The Treasury, employers and employees have signed a compensation deal for damages caused to businesses by hostilities in the North, which is estimated to cost the government at least NIS 800 million.
"This is the first time ever in the history of the State of Israel that a compensation deal for war damages has been signed during the time of war rather than after," said Finance Minister Avraham Hirchson.
Under terms of the agreement, all businesses affected by the conflict in the North will be compensated by 180 percent for the absence of workers. The rate of compensation includes payment of workers' salaries at a 100% rate plus 80% compensation for indirect damages caused to businesses as a result of revenue and profit losses.
The government, employers and employees will share the cost of the compensation package.
The government has committed to finance 52.5% of the workers' salaries, employers will be bound to pay 27.5%, while it was agreed that employees would finance 20% through the subtraction of vacation days. In addition to the full compensation for wages, the government has committed to finance the additional 80% compensation of workers' wages for lost revenues and profits of employers.
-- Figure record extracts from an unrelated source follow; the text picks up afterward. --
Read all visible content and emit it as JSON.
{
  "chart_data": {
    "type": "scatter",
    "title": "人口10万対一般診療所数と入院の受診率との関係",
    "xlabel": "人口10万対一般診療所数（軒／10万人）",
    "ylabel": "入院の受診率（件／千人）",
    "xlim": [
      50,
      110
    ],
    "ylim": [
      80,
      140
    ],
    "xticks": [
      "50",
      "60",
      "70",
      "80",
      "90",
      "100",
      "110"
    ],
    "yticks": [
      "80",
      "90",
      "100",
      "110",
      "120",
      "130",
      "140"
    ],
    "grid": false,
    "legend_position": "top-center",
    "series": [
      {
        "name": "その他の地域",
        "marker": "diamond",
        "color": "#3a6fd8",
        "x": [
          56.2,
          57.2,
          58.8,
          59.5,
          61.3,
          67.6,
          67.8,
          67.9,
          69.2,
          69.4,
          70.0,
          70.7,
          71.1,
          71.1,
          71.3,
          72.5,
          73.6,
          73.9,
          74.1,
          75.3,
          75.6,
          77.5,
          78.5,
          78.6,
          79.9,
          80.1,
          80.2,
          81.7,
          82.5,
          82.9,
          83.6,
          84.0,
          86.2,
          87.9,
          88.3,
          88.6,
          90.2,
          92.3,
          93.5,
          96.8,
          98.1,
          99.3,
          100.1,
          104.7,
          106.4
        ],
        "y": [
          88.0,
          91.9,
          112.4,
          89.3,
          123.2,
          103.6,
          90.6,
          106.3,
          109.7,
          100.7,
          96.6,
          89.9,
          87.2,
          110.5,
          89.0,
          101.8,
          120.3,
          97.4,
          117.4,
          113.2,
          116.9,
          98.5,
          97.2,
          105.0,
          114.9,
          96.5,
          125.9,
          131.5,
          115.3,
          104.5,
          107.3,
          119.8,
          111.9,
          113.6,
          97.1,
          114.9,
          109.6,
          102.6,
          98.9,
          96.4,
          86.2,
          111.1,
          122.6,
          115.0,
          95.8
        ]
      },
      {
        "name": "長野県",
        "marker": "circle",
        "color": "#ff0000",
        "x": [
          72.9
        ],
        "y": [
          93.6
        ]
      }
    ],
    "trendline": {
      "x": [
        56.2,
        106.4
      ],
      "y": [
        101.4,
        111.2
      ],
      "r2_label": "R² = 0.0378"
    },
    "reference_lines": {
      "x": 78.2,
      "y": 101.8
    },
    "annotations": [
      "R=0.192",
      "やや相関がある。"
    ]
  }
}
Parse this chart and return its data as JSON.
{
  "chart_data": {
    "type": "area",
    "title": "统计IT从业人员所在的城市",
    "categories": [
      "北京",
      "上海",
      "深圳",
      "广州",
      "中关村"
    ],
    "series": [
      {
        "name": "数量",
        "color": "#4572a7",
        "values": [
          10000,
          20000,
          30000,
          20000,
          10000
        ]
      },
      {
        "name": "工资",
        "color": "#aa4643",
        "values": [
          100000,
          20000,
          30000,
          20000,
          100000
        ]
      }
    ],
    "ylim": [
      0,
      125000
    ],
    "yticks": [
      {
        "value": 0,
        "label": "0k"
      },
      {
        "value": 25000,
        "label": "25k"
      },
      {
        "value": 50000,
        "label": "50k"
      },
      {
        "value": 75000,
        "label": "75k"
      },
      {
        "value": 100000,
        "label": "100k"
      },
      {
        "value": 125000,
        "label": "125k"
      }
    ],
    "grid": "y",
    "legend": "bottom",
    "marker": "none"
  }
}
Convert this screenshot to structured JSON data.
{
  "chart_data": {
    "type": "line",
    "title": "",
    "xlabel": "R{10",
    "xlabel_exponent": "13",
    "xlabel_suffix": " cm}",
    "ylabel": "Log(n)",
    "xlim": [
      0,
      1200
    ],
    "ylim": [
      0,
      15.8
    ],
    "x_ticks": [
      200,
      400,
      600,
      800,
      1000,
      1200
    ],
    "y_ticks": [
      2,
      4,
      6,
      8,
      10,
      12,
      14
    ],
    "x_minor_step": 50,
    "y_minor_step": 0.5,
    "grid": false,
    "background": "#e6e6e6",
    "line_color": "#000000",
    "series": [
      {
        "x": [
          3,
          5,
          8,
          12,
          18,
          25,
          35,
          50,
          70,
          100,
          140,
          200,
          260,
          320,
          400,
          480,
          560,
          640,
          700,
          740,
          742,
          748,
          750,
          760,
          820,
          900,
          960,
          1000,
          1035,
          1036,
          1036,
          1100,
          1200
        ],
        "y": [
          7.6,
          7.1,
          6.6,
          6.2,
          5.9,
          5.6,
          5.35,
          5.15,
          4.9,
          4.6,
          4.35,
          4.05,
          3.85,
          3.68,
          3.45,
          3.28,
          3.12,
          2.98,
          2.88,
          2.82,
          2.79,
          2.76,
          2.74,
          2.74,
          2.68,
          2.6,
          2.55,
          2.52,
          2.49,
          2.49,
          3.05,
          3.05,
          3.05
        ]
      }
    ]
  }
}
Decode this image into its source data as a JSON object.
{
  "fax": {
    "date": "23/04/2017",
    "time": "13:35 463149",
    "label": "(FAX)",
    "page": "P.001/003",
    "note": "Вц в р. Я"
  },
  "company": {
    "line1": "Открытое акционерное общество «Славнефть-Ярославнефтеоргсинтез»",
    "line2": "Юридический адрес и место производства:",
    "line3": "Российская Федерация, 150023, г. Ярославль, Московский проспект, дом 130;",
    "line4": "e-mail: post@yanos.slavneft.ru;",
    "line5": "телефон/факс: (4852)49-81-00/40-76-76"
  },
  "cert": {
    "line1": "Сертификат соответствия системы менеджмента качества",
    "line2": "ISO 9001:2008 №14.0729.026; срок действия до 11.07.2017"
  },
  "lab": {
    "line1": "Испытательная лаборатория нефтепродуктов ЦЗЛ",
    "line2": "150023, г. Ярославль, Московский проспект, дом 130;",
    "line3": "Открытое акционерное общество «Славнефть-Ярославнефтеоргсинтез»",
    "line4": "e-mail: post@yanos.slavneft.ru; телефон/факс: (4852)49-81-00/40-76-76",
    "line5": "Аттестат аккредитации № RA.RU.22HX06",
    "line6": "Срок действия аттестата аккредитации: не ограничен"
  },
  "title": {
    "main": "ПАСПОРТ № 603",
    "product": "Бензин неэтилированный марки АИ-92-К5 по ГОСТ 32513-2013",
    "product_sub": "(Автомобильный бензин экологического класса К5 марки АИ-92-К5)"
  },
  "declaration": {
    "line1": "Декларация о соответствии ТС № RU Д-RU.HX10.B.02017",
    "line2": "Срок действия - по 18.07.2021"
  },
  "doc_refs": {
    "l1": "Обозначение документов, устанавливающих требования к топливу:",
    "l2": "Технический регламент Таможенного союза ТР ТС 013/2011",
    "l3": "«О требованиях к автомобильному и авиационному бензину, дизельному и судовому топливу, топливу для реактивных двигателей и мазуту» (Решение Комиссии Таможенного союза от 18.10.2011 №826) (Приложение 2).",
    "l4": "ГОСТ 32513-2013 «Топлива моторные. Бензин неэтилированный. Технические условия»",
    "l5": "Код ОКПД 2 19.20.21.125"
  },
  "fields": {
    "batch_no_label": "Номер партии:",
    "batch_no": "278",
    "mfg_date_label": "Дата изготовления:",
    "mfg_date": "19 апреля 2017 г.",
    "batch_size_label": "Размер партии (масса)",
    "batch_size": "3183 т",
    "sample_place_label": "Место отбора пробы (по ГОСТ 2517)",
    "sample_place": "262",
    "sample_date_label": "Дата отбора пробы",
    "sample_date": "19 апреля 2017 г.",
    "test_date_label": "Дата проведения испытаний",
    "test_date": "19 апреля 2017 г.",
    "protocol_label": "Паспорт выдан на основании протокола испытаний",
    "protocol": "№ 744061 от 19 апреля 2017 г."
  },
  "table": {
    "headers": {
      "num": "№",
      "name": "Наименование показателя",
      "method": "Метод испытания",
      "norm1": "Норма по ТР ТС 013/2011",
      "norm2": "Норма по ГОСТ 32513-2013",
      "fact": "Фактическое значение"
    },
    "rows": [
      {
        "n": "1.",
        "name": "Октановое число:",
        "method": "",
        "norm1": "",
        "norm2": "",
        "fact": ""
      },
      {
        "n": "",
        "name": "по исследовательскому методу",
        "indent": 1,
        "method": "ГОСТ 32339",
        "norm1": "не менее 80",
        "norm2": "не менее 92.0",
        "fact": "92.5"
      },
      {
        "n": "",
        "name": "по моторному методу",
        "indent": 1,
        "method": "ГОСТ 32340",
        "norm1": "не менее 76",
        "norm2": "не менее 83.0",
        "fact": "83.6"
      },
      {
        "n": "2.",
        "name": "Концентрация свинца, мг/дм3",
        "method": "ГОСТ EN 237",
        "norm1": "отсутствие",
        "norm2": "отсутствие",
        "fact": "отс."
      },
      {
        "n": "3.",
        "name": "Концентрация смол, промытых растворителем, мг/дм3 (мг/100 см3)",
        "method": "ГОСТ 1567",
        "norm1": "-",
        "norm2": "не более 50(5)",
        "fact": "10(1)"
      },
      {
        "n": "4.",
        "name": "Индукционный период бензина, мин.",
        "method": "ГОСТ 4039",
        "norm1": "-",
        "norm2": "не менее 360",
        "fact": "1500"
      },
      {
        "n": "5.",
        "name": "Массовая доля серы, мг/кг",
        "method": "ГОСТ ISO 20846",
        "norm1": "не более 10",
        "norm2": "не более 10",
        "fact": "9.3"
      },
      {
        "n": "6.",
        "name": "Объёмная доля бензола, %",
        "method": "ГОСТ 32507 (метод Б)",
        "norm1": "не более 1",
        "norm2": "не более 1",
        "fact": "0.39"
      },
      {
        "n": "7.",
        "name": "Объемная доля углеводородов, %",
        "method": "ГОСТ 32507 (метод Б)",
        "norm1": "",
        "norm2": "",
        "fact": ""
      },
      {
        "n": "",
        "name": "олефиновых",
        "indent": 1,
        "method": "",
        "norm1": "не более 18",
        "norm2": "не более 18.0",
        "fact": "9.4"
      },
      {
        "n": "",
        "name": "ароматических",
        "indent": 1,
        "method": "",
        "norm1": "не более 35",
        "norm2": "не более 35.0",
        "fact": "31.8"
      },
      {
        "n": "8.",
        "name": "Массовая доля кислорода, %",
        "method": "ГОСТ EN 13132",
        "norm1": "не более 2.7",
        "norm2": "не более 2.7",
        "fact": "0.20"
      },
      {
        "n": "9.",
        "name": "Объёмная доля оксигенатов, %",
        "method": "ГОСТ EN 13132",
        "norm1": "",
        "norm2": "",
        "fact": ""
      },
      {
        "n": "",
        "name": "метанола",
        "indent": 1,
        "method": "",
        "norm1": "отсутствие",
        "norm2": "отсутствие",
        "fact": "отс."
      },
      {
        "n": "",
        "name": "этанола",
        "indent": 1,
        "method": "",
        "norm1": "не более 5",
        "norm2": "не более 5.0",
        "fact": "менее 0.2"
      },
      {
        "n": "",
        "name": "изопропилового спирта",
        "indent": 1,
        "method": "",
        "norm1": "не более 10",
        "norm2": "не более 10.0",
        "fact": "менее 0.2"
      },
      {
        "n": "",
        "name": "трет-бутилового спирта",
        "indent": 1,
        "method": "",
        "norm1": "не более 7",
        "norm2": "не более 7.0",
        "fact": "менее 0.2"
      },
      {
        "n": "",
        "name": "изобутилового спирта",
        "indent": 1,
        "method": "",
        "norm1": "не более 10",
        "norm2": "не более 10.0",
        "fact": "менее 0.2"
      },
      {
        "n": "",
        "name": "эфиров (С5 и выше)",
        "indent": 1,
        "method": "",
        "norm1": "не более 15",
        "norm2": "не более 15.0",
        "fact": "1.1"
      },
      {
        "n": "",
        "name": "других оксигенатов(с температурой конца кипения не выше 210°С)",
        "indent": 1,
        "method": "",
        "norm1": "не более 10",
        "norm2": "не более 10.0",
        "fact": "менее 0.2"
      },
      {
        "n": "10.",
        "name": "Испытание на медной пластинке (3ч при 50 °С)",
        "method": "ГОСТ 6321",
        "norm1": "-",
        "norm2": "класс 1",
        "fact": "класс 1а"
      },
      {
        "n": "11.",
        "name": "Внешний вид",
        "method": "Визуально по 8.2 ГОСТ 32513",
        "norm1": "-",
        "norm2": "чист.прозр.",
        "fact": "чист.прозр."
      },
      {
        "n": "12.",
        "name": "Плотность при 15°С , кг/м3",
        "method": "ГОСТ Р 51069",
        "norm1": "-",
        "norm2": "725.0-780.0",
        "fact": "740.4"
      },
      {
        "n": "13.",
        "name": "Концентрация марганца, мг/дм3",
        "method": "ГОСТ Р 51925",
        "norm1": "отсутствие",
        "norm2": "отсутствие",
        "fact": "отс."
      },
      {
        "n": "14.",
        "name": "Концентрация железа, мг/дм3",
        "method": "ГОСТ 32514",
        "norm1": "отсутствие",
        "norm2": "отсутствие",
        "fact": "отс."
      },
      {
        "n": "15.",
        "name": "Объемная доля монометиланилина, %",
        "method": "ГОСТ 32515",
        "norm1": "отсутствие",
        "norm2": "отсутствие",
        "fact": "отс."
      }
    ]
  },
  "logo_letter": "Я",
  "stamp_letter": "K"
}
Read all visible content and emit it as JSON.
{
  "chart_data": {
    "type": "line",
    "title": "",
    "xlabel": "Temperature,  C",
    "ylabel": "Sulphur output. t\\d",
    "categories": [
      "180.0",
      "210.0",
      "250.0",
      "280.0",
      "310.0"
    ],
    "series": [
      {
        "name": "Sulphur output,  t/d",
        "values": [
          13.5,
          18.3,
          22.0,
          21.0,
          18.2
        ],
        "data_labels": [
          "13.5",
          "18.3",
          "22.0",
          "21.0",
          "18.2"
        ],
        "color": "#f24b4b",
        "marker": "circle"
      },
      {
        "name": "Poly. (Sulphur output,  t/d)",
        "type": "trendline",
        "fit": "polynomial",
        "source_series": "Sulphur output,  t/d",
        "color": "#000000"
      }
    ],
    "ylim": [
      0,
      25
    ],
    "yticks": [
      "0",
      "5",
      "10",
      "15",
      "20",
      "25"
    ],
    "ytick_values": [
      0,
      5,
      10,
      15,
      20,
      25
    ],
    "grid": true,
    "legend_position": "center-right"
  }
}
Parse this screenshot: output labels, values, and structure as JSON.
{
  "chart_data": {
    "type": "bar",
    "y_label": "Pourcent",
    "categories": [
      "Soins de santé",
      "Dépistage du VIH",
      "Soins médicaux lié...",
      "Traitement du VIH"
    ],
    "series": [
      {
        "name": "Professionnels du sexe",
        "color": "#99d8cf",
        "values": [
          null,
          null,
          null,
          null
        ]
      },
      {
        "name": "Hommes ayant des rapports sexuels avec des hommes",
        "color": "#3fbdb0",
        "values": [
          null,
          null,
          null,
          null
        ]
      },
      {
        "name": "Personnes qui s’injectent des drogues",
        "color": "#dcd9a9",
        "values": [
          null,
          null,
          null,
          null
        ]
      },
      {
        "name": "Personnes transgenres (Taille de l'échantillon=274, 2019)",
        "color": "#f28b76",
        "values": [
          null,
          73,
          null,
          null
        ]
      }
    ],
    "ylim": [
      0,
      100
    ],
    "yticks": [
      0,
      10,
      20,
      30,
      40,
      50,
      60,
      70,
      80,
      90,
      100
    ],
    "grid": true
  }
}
The package initially only will apply for the month of July, thus providing compensation for the two weeks of the conflict.
"Workers in the North including Haifa, Tiberias, Afula and also those who, for example, live in Tel Aviv but work in the North and did not come to work because of the conflict, will be compensated," said Jacky Matza, Israel Tax Authority Director. "Every employer and employee can be assured that they will get July salaries in August."
Salaries will be paid up to the upper limit of NIS 20,000.
Finance Ministry Budget Supervisor Kobi Haber, who headed the compensation taskforce, added that, according to first estimates, the cost of financing the compensation package would be between NIS 700m. and NIS 800m.
"I know that the compensation package will not cover the cost of all indirect damages, which will have to be borne by employers," said Shraga Brosh, President of the Manufacturers Association of Israel.
Brosh added that the main aim of the agreement was to try and bring people back to work so that the economy could continue to grow.
"The compensation agreement negotiated with the Manufacturers Association and the Histadrut labor union provides a solution for the needs of every sector, whether it is a shop owner or large businesses," said Hirchson, who added that, on Monday, compensation agreements with the agriculture and tourism sector would be finalized as well as special conditions for small businesses, which were on the brink of collapse.
The Federation of Israeli Chambers of Commerce, however, rejected the compensation agreement as "inappropriate" for the commerce and services sector.
"The FICC cannot be part of this agreement, as damages caused to employers in the commerce and services sector are not a function of a drop in the number of workers due to absence from work," said Uriel Lynn, president of the FICC. "The compensation agreement is incapable of accurately reflecting the commerce and services sector losses since turnover volumes can drop sharply even if the work force is present in full."
In response to the rejection, Brosh said he was convinced the FICC would very quickly understand that this represented the best agreement for them.
Separately, Prime Minister Ehud Olmert and Hirchson announced on Thursday the decision of the government to postpone budget discussions for 2007 until the beginning of September. The final cabinet meeting on the budget proposals originally was scheduled to take place at the beginning of August.